Your friend’s card directly adds to your report’s history and increases your credit utilization. Typically, a low utilization percentage is what lenders like, with a rate below 30% being favorable.
The best thing about this approach is that you don’t have to have access to or use the account as long as you are listed as an authorized user. All you have to ensure is that the issuer reports to the bureaus.
However, in case of any late payments, your score and the card owner’s will be affected. The method is mainly done between spouses, close friends, or relatives who can be trusted.
Create your history.
While applying as an authorized user has its fair share of advantages, creating your credit history is equally important.

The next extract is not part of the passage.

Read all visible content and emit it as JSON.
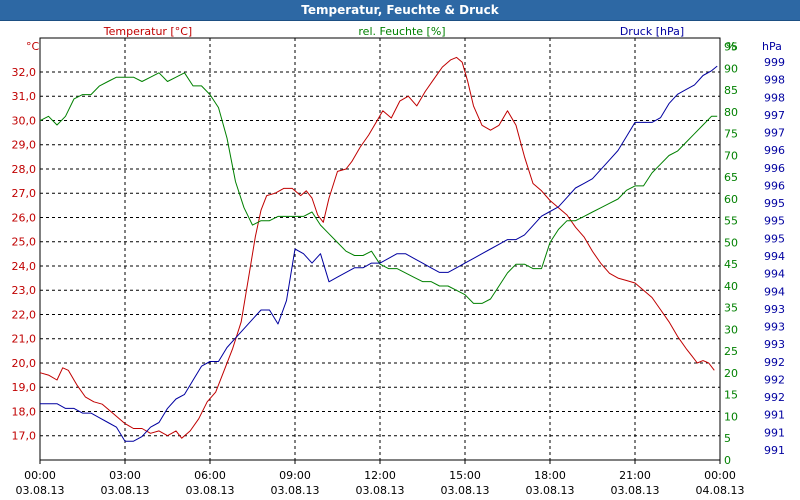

Having no credit history means your track record is nonexistent, meaning there is no data to determine your creditworthiness.
Note that details such as bankruptcies, wage attachments, and foreclosures are also recorded in your credit report, and scoring systems consider the information.
Lack of personal credit history is a common issue affecting people who use joint cards, primarily children and couples. And in the case of divorce or death, it becomes hard to access credit.
Bottom line
Your credit score is unique and accurately measures your ability to sustain debt. Credit cards are more accessible to acquire than most other credit facilities. It makes sense that they can be used to boost credit ratings fast.
Even when starting from scratch, you can build credit using facilities such as secured credit cards whose limit equals your deposit. Also, when paying for rent and utilities, use your credit card and let your spending count towards your score.